Abandonados
Agosto es el mes más cruel, aunque los poetas, gentes que gustan de llevar la contraria, se inclinen por abril. En agosto, los veraneantes sin escrúpulos, que son los más, suelen abandonar a la intemperie a sus mascotas domésticas, desde un fox-terrier hasta una boa constrictora, que tratará de aclimatarse y encontrar su hábitat en las alcantarillas urbanas. Algunos de estos desalmados llegan incluso a desprenderse, por cualquier medio, de sus mayores y los aparcan en una guardería de la tercera edad, haciendo caso omiso de sus protestas para que no sean un lastre durante las vacaciones. Puestos a elegir entre el abuelo y la barbacoa a la hora de hacer el equipaje, muchos prefieren la barbacoa, que ocupa menos y no sufre incontinencia de orina, lo que hace más llevadero el viaje por carretera. Hace unos años, uno de estos réprobos dejó tirado a su propio padre en una gasolinera, aprovechando que había ido a evacuar, y se dio a la fuga con el resto de la familia. Se supone que ninguno de los miembros de tan conflictiva unidad familiar se atrevió a solicitar una nueva parada en el trayecto.

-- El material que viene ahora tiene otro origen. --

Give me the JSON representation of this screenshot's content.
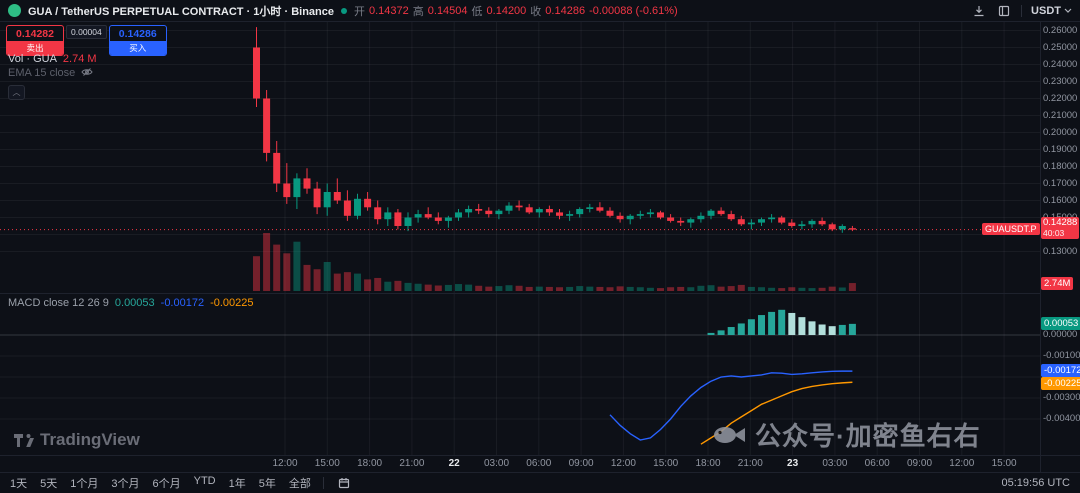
{
  "header": {
    "symbol_title": "GUA / TetherUS PERPETUAL CONTRACT · 1小时 · Binance",
    "ohlc": {
      "open_label": "开",
      "open": "0.14372",
      "high_label": "高",
      "high": "0.14504",
      "low_label": "低",
      "low": "0.14200",
      "close_label": "收",
      "close": "0.14286",
      "change": "-0.00088 (-0.61%)"
    },
    "currency": "USDT"
  },
  "order_widget": {
    "sell_price": "0.14282",
    "sell_label": "卖出",
    "spread": "0.00004",
    "buy_price": "0.14286",
    "buy_label": "买入"
  },
  "legend": {
    "volume": {
      "title": "Vol · GUA",
      "value": "2.74 M"
    },
    "ema": {
      "title": "EMA 15 close"
    },
    "macd": {
      "title": "MACD close 12 26 9",
      "hist_value": "0.00053",
      "macd_value": "-0.00172",
      "signal_value": "-0.00225"
    }
  },
  "price_axis": {
    "main_labels": [
      "0.26000",
      "0.25000",
      "0.24000",
      "0.23000",
      "0.22000",
      "0.21000",
      "0.20000",
      "0.19000",
      "0.18000",
      "0.17000",
      "0.16000",
      "0.15000",
      "0.14000",
      "0.13000"
    ],
    "current_price": "0.14288",
    "countdown": "40:03",
    "symbol_tag": "GUAUSDT.P",
    "volume_tag": "2.74M",
    "macd_labels": [
      "0.00000",
      "-0.00100",
      "-0.00200",
      "-0.00300",
      "-0.00400"
    ],
    "macd_hist_tag": "0.00053",
    "macd_line_tag": "-0.00172",
    "macd_signal_tag": "-0.00225"
  },
  "time_axis": {
    "labels": [
      "12:00",
      "15:00",
      "18:00",
      "21:00",
      "22",
      "03:00",
      "06:00",
      "09:00",
      "12:00",
      "15:00",
      "18:00",
      "21:00",
      "23",
      "03:00",
      "06:00",
      "09:00",
      "12:00",
      "15:00"
    ]
  },
  "toolbar": {
    "ranges": [
      "1天",
      "5天",
      "1个月",
      "3个月",
      "6个月",
      "YTD",
      "1年",
      "5年",
      "全部"
    ],
    "clock": "05:19:56 UTC"
  },
  "watermark": {
    "tv": "TradingView",
    "cn": "公众号·加密鱼右右"
  },
  "colors": {
    "up": "#089981",
    "down": "#f23645",
    "vol_up": "rgba(8,153,129,0.45)",
    "vol_down": "rgba(242,54,69,0.45)",
    "blue": "#2962ff",
    "orange": "#ff9800",
    "hist_grow": "#26a69a",
    "hist_fall": "#b2dfdb",
    "grid": "rgba(134,137,147,0.10)"
  },
  "chart_data": {
    "type": "candlestick",
    "symbol": "GUAUSDT.P",
    "exchange": "Binance",
    "interval": "1小时",
    "price_range_hint": [
      0.106,
      0.265
    ],
    "columns": [
      "open",
      "high",
      "low",
      "close",
      "volume_millions"
    ],
    "candles": [
      [
        0.25,
        0.262,
        0.215,
        0.22,
        12
      ],
      [
        0.22,
        0.225,
        0.183,
        0.188,
        20
      ],
      [
        0.188,
        0.195,
        0.165,
        0.17,
        16
      ],
      [
        0.17,
        0.182,
        0.158,
        0.162,
        13
      ],
      [
        0.162,
        0.176,
        0.155,
        0.173,
        17
      ],
      [
        0.173,
        0.179,
        0.164,
        0.167,
        9
      ],
      [
        0.167,
        0.171,
        0.152,
        0.156,
        7.5
      ],
      [
        0.156,
        0.17,
        0.151,
        0.165,
        10
      ],
      [
        0.165,
        0.173,
        0.158,
        0.16,
        6
      ],
      [
        0.16,
        0.166,
        0.148,
        0.151,
        6.5
      ],
      [
        0.151,
        0.164,
        0.149,
        0.161,
        6
      ],
      [
        0.161,
        0.165,
        0.154,
        0.156,
        4
      ],
      [
        0.156,
        0.16,
        0.146,
        0.149,
        4.5
      ],
      [
        0.149,
        0.156,
        0.145,
        0.153,
        3.2
      ],
      [
        0.153,
        0.155,
        0.143,
        0.145,
        3.5
      ],
      [
        0.145,
        0.153,
        0.142,
        0.15,
        2.8
      ],
      [
        0.15,
        0.1545,
        0.147,
        0.152,
        2.5
      ],
      [
        0.152,
        0.156,
        0.149,
        0.15,
        2.2
      ],
      [
        0.15,
        0.153,
        0.146,
        0.148,
        1.9
      ],
      [
        0.148,
        0.151,
        0.144,
        0.15,
        2.1
      ],
      [
        0.15,
        0.155,
        0.148,
        0.153,
        2.4
      ],
      [
        0.153,
        0.157,
        0.15,
        0.155,
        2.2
      ],
      [
        0.155,
        0.158,
        0.152,
        0.154,
        1.8
      ],
      [
        0.154,
        0.156,
        0.15,
        0.152,
        1.5
      ],
      [
        0.152,
        0.155,
        0.149,
        0.154,
        1.7
      ],
      [
        0.154,
        0.159,
        0.152,
        0.157,
        2.0
      ],
      [
        0.157,
        0.16,
        0.154,
        0.156,
        1.8
      ],
      [
        0.156,
        0.158,
        0.152,
        0.153,
        1.4
      ],
      [
        0.153,
        0.156,
        0.15,
        0.155,
        1.5
      ],
      [
        0.155,
        0.157,
        0.151,
        0.153,
        1.4
      ],
      [
        0.153,
        0.155,
        0.149,
        0.151,
        1.3
      ],
      [
        0.151,
        0.154,
        0.148,
        0.152,
        1.4
      ],
      [
        0.152,
        0.156,
        0.15,
        0.155,
        1.7
      ],
      [
        0.155,
        0.158,
        0.153,
        0.156,
        1.5
      ],
      [
        0.156,
        0.159,
        0.153,
        0.154,
        1.4
      ],
      [
        0.154,
        0.156,
        0.15,
        0.151,
        1.3
      ],
      [
        0.151,
        0.153,
        0.147,
        0.149,
        1.6
      ],
      [
        0.149,
        0.152,
        0.146,
        0.151,
        1.4
      ],
      [
        0.151,
        0.154,
        0.149,
        0.152,
        1.3
      ],
      [
        0.152,
        0.155,
        0.15,
        0.153,
        1.1
      ],
      [
        0.153,
        0.154,
        0.149,
        0.15,
        1.0
      ],
      [
        0.15,
        0.152,
        0.147,
        0.148,
        1.3
      ],
      [
        0.148,
        0.15,
        0.145,
        0.147,
        1.4
      ],
      [
        0.147,
        0.15,
        0.144,
        0.149,
        1.3
      ],
      [
        0.149,
        0.153,
        0.147,
        0.151,
        1.8
      ],
      [
        0.151,
        0.155,
        0.149,
        0.154,
        2.0
      ],
      [
        0.154,
        0.156,
        0.151,
        0.152,
        1.5
      ],
      [
        0.152,
        0.154,
        0.148,
        0.149,
        1.7
      ],
      [
        0.149,
        0.151,
        0.145,
        0.146,
        2.1
      ],
      [
        0.146,
        0.149,
        0.143,
        0.147,
        1.4
      ],
      [
        0.147,
        0.15,
        0.145,
        0.149,
        1.3
      ],
      [
        0.149,
        0.152,
        0.147,
        0.15,
        1.1
      ],
      [
        0.15,
        0.151,
        0.146,
        0.147,
        1.0
      ],
      [
        0.147,
        0.149,
        0.144,
        0.145,
        1.3
      ],
      [
        0.145,
        0.148,
        0.143,
        0.146,
        1.1
      ],
      [
        0.146,
        0.149,
        0.144,
        0.148,
        1.0
      ],
      [
        0.148,
        0.15,
        0.145,
        0.146,
        1.1
      ],
      [
        0.146,
        0.147,
        0.142,
        0.143,
        1.5
      ],
      [
        0.143,
        0.146,
        0.141,
        0.145,
        1.2
      ],
      [
        0.14372,
        0.14504,
        0.142,
        0.14286,
        2.74
      ]
    ],
    "macd": {
      "macd_start_index": 35,
      "macd_line": [
        -0.0038,
        -0.0043,
        -0.0047,
        -0.005,
        -0.0049,
        -0.0045,
        -0.004,
        -0.0034,
        -0.0029,
        -0.0025,
        -0.0022,
        -0.002,
        -0.00195,
        -0.002,
        -0.00195,
        -0.0019,
        -0.0018,
        -0.00182,
        -0.00188,
        -0.00185,
        -0.0018,
        -0.00176,
        -0.00173,
        -0.00172,
        -0.00172
      ],
      "signal_start_index": 44,
      "signal_line": [
        -0.0052,
        -0.0049,
        -0.0046,
        -0.0042,
        -0.0039,
        -0.0036,
        -0.0033,
        -0.0031,
        -0.0029,
        -0.0027,
        -0.00255,
        -0.00245,
        -0.00238,
        -0.00232,
        -0.00228,
        -0.00225
      ],
      "hist_start_index": 45,
      "hist": [
        0.0001,
        0.00022,
        0.00038,
        0.00055,
        0.00075,
        0.00095,
        0.0011,
        0.0012,
        0.00105,
        0.00085,
        0.00065,
        0.0005,
        0.00042,
        0.00048,
        0.00053
      ]
    }
  }
}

Este verano, el Ayuntamiento madrileño se enfrenta con otro tipo de abandonos; mejor dicho, los que se enfrentan al problema son los vecinos de Lavapiés y Embajadores que han denunciado y siguen denunciando ante la Policía Municipal que algunas calles de su barrio se han convertido en cementerios de automóviles, cementerios con mucha vida, sobre todo nocturna, porque los coches abandonados, unos cincuenta, se han convertido en albergue de mendigos sin techo.

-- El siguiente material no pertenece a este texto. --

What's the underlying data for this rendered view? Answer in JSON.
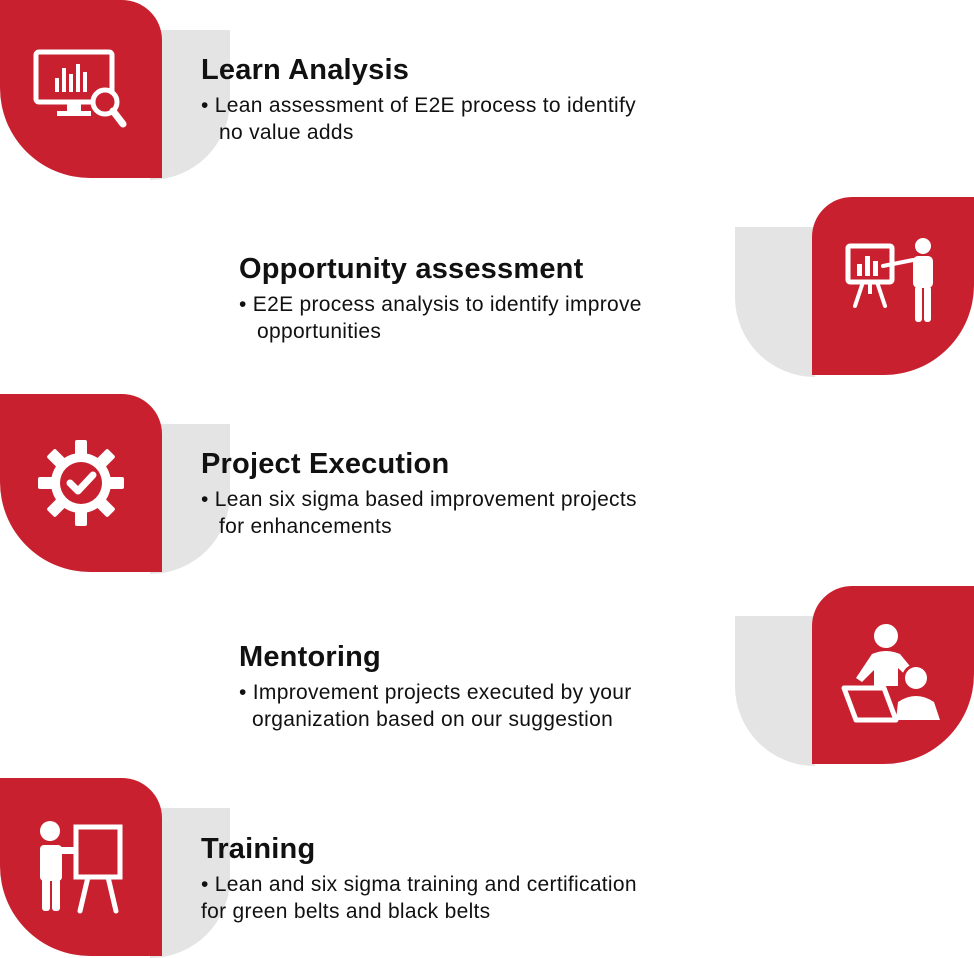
{
  "items": [
    {
      "title": "Learn Analysis",
      "line1": "• Lean assessment of E2E process to identify",
      "line2": "no value adds",
      "icon": "monitor-analysis-icon"
    },
    {
      "title": "Opportunity assessment",
      "line1": "• E2E process analysis to identify improve",
      "line2": "opportunities",
      "icon": "presenter-chart-icon"
    },
    {
      "title": "Project Execution",
      "line1": "• Lean six sigma based improvement projects",
      "line2": "for enhancements",
      "icon": "gear-check-icon"
    },
    {
      "title": "Mentoring",
      "line1": "• Improvement projects executed by your",
      "line2": "organization based on our suggestion",
      "icon": "mentor-laptop-icon"
    },
    {
      "title": "Training",
      "line1": "• Lean and six sigma training and certification",
      "line2": "for green belts and black belts",
      "icon": "trainer-board-icon"
    }
  ],
  "colors": {
    "accent": "#c8202f",
    "shadow": "#e4e4e4",
    "text": "#111111"
  }
}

El abandono masivo de coches es un fenómeno relativamente nuevo, pues hasta hace un par de décadas, más o menos, el coche en España era como uno más de la familia, una prolongación del hogar sobre ruedas con cojines de ganchillo en la luneta trasera, fotos de los niños con el consabido 'No corras, papá' y otros detalles personalizados, imágenes de vírgenes y cristos de pueblo, sancristóbales y sanpancracios, pegatinas, calendarios, ambientadores, gaitas, zuecos, sombreritos cordobeses o capotes miniaturizados, cascabeles, cencerros, escudos y banderines deportivos, rosarios y cintajos de colores, toda una parafernalia que proporcionaba mucha información sobre el origen geográfico, la composición de la familia y los gustos personales del conductor. Una información que ahora sólo ofrecen algunos taxistas hogareños.

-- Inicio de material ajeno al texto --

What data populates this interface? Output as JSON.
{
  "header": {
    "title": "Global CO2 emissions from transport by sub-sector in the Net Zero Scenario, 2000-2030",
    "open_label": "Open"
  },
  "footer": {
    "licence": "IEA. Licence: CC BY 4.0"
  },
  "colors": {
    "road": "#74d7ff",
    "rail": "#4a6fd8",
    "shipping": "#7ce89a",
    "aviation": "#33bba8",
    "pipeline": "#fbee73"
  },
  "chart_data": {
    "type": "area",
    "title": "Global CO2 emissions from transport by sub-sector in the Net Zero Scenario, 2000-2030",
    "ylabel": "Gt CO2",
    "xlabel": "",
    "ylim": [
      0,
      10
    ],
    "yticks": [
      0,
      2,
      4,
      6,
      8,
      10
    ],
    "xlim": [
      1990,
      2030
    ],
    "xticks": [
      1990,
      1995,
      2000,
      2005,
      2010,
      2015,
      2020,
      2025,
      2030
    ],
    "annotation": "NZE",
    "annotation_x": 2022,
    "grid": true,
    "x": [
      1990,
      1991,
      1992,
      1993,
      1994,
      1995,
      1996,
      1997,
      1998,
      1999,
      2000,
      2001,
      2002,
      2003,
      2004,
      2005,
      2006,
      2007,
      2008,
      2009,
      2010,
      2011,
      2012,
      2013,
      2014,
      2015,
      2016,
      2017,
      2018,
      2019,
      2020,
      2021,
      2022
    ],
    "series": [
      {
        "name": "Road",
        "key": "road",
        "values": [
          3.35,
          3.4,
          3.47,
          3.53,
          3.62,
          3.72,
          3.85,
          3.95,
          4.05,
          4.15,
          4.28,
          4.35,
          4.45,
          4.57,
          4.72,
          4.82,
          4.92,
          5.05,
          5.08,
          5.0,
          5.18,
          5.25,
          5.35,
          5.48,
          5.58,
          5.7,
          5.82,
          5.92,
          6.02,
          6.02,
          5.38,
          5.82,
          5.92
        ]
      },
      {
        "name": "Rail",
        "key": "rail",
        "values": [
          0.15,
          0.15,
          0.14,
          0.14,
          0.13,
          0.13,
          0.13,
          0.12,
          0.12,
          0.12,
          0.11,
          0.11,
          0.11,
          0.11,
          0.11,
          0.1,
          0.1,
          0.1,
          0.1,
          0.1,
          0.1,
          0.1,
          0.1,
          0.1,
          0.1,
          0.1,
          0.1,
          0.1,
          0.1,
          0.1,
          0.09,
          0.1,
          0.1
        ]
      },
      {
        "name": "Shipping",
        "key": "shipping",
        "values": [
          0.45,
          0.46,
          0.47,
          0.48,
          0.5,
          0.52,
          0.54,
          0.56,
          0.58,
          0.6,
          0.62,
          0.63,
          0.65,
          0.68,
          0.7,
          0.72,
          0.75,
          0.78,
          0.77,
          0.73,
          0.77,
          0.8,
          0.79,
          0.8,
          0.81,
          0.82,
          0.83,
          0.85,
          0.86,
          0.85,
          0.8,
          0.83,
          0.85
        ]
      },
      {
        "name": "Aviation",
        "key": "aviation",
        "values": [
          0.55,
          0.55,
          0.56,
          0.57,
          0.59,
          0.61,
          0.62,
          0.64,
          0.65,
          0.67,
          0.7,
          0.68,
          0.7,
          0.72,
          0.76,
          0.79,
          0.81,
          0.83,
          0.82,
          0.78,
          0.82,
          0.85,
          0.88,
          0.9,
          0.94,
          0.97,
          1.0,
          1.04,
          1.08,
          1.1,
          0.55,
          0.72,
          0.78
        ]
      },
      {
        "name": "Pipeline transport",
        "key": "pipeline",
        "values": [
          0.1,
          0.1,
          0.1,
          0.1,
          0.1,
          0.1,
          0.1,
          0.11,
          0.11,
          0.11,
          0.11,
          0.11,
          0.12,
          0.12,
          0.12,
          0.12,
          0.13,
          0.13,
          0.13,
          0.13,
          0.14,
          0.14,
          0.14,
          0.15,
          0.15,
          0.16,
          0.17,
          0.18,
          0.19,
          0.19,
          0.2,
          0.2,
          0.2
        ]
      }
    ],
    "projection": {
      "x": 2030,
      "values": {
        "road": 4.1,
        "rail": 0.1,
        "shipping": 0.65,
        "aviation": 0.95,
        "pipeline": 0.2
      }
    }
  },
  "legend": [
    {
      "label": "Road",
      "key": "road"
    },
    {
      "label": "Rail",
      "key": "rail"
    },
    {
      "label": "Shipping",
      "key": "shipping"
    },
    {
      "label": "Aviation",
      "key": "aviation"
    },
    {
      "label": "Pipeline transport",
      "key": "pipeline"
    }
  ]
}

Hará unos veinte años, mi amigo Felipe solía aparcar su Citroën dos caballos -ese entrañable, esquelético y emblemático modelo en el que lo más importante era lo que iba dentro, según el padre de Mafalda- en una noble y recoleta plaza del Madrid de los Austrias, hoy felizmente peatonalizada, donde siempre parecía haber un hueco para él. El estado del vehículo, capota mil veces remendada, falta de un guardabarros delantero y parachoques trasero sujeto con alambres, daba una falsa pero elocuente imagen de abandono. Además, la puerta del conductor tenía roto el pestillo, había un asiento hundido y la tapicería estaba hecha tiras. Felipe sólo utilizaba el coche en casos de urgencia o emergencia, por lo que el viejo armatoste pasaba días y a veces semanas sin cambiar de sitio.
Una noche en que Felipe tuvo que ir a buscar su vehículo se lo encontró ocupado por un provecto mendigo de venerables barbas e indómitas greñas, que se excusó por su intrusión con la impecable coartada de que pensaba que estaba abandonado. El propietario y el inquilino acabaron llegando a un acuerdo: Felipe avisaría cuando fuera a usar el coche y el vagabundo procuraría dejarlo lo más limpio y recogido posible; además, su presencia nocturna serviría para disuadir a los posibles ladrones de ruedas, porque ni el más desesperado de los descuideros se fijaría en él.
Hoy día, esa simbiosis parece imposible: los propietarios abandonan sus vehículos lejos de casa como hacen con sus mascotas para que no sepan encontrar el camino de vuelta y las grúas municipales ni siquiera dan abasto para retirar vehículos sanos y más rentables. Con el tiempo es posible que algún aprendiz de mafioso alquile estos habitáculos en plan hotel con diferentes tarifas, según se trate de un Ford desvencijado o de un BMW con la tapicería de cuero cuarteado, que también los hay en ese animado cementerio-campamento de Lavapiés.